Australian readers coming across 'Julie Burchill' or 'the Terraces'
will not connect as evocatively as an English reader. But if this
didn't bother, say, T.S. Eliot, why should it bother Porter?
There
are no dud poems here; Porter is never less than very good. But
some poems seem more than that, belonging to the genre of Important
Porter Poems: 'Magica Sympathia', 'Sir Oran Haut-Ton on Forest Conservation',
the late-Yeatsian 'Streetside Poppies', and the stately 'Hermetically
Sealed or What the Shutter Saw', in which he writes of a family
photograph and, in particular, of his mother: 'She is to be my Mother
and will stay / Younger than me forever, her hand enclosing mine.'
Les
Murray also lost his mother at an early age. Consciously or unconsciously,
Porter is evoking the opening lines 'I am older than my mother'
from 'The Steel', a poem that Murray temporarily suppressed but
is about to republish in slightly expanded form.
Much
has been made of Porter's reading of John Ashbery, but perhaps Wallace
Stevens is more of a later influence, acknowledged here in the suite
'The Man with the Blue Catarrh'. Darker and more pessimistic than
Wallace's long exploration of artistic creativity, 'The Man with
the Blue Guitar', it is another example of the dense style I like
so much.
On
the subject of blue catarrh, I can't avoid digressing into anecdote:
my sole contribution to medical science came with a patient who
brought along a small specimen jar of her blue sputum to show me.
She was terrified were her lungs turning to Norwegian cheese?

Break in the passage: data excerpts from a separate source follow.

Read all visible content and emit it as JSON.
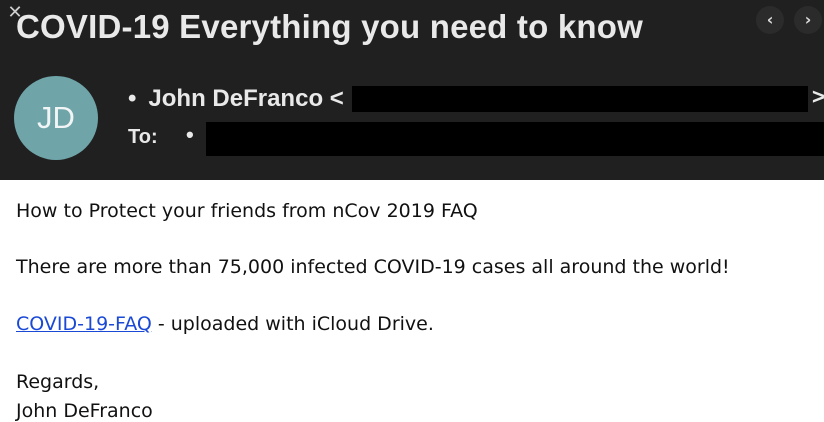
{
  "header": {
    "subject": "COVID-19 Everything you need to know",
    "close_glyph": "✕",
    "nav_prev_glyph": "‹",
    "nav_next_glyph": "›",
    "avatar_initials": "JD",
    "avatar_color": "#6fa4a9",
    "sender_bullet": "•",
    "sender_name": "John DeFranco <",
    "sender_caret": ">",
    "to_label": "To:",
    "to_bullet": "•"
  },
  "body": {
    "line1": "How to Protect your friends from nCov 2019 FAQ",
    "line2": "There are more than 75,000 infected COVID-19 cases all around the world!",
    "link_text": "COVID-19-FAQ",
    "link_suffix": " - uploaded with iCloud Drive.",
    "regards": "Regards,",
    "signature": "John DeFranco",
    "link_color": "#1a49d6"
  }
}
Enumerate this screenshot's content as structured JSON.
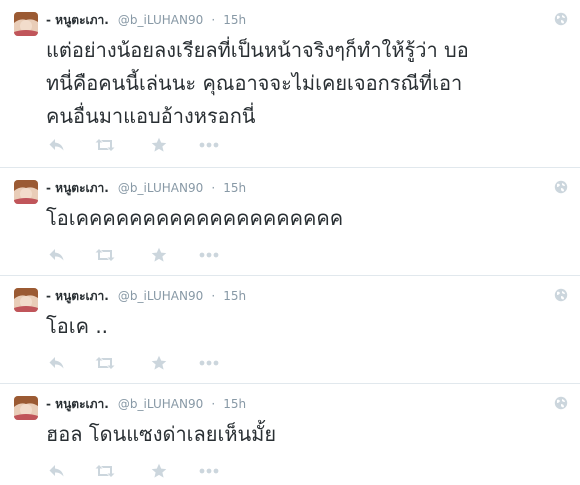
{
  "tweets": [
    {
      "name": "- หนูตะเภา.",
      "handle": "@b_iLUHAN90",
      "separator": "·",
      "time": "15h",
      "text": "แต่อย่างน้อยลงเรียลที่เป็นหน้าจริงๆก็ทำให้รู้ว่า บอ\nทนี่คือคนนี้เล่นนะ คุณอาจจะไม่เคยเจอกรณีที่เอา\nคนอื่นมาแอบอ้างหรอกนี่"
    },
    {
      "name": "- หนูตะเภา.",
      "handle": "@b_iLUHAN90",
      "separator": "·",
      "time": "15h",
      "text": "โอเคคคคคคคคคคคคคคคคคคคค"
    },
    {
      "name": "- หนูตะเภา.",
      "handle": "@b_iLUHAN90",
      "separator": "·",
      "time": "15h",
      "text": "โอเค .."
    },
    {
      "name": "- หนูตะเภา.",
      "handle": "@b_iLUHAN90",
      "separator": "·",
      "time": "15h",
      "text": "ฮอล โดนแซงด่าเลยเห็นมั้ย"
    }
  ],
  "icons": {
    "reply": "reply-icon",
    "retweet": "retweet-icon",
    "favorite": "star-icon",
    "more": "more-icon",
    "globe": "globe-icon"
  },
  "colors": {
    "text": "#292f33",
    "muted": "#8899a6",
    "icon": "#ccd6dd",
    "divider": "#e1e8ed"
  }
}
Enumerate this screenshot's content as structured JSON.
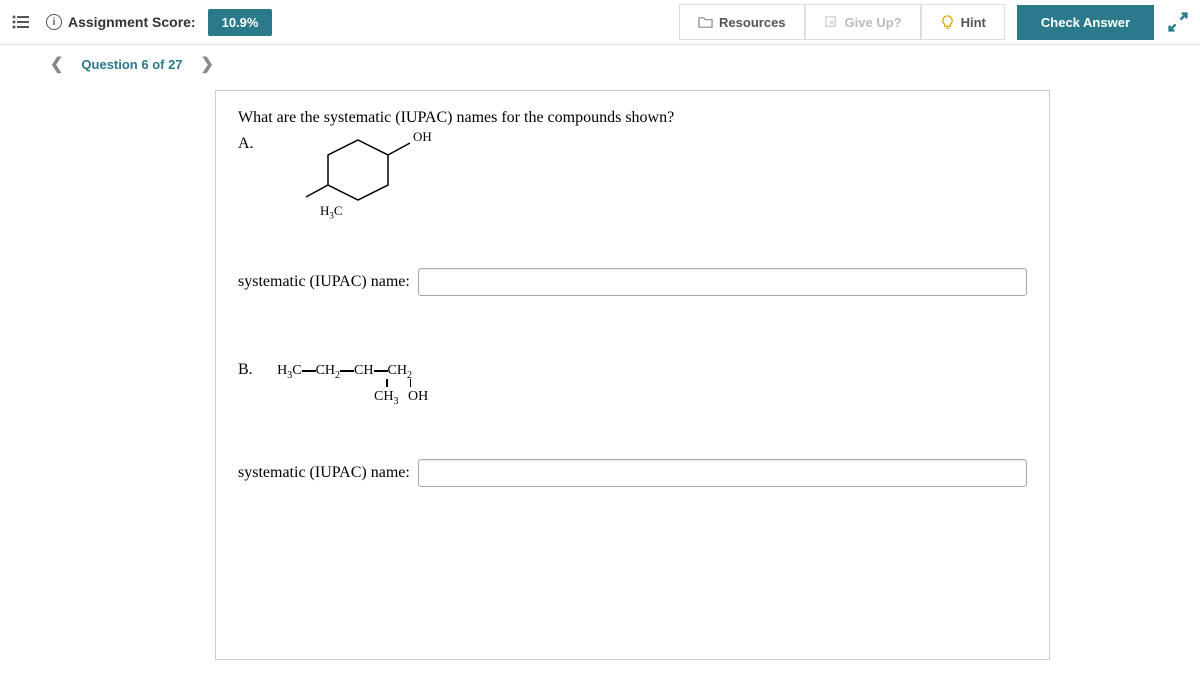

I happened to notice that she was wearing an identical shade of
mascara. The dye was running from the tear duct to the back of her
nose, then joining the catarrh in her throat, and being coughed
up again. Goldsworthy's Syndrome? I have a shy hope it will immortalise
me.
Porter
needs no eponymous medicopomps to ensure his immortality. 'Unlike
our bodies which decay,' he writes in the first poem, 'Words, first
and last, have come to stay.' His words have.
Where
to now? Porter's is a fascinating literary trajectory, though perhaps
more for the reader than for the poet himself, whose personal trajectory
has included more than his fair share of pain. It would be terrific
to see more autobiographical prose of the quality of his recent
piece in ABR on Assia Hughes and her circle ('Ted Hughes
and Sylvia Plath: A Bystander's Recollections', August 2001), but
only if it doesn't bleed emotional resources from the poetry, which
gets better and better.
Forget
late Auden; late Porter is the thing.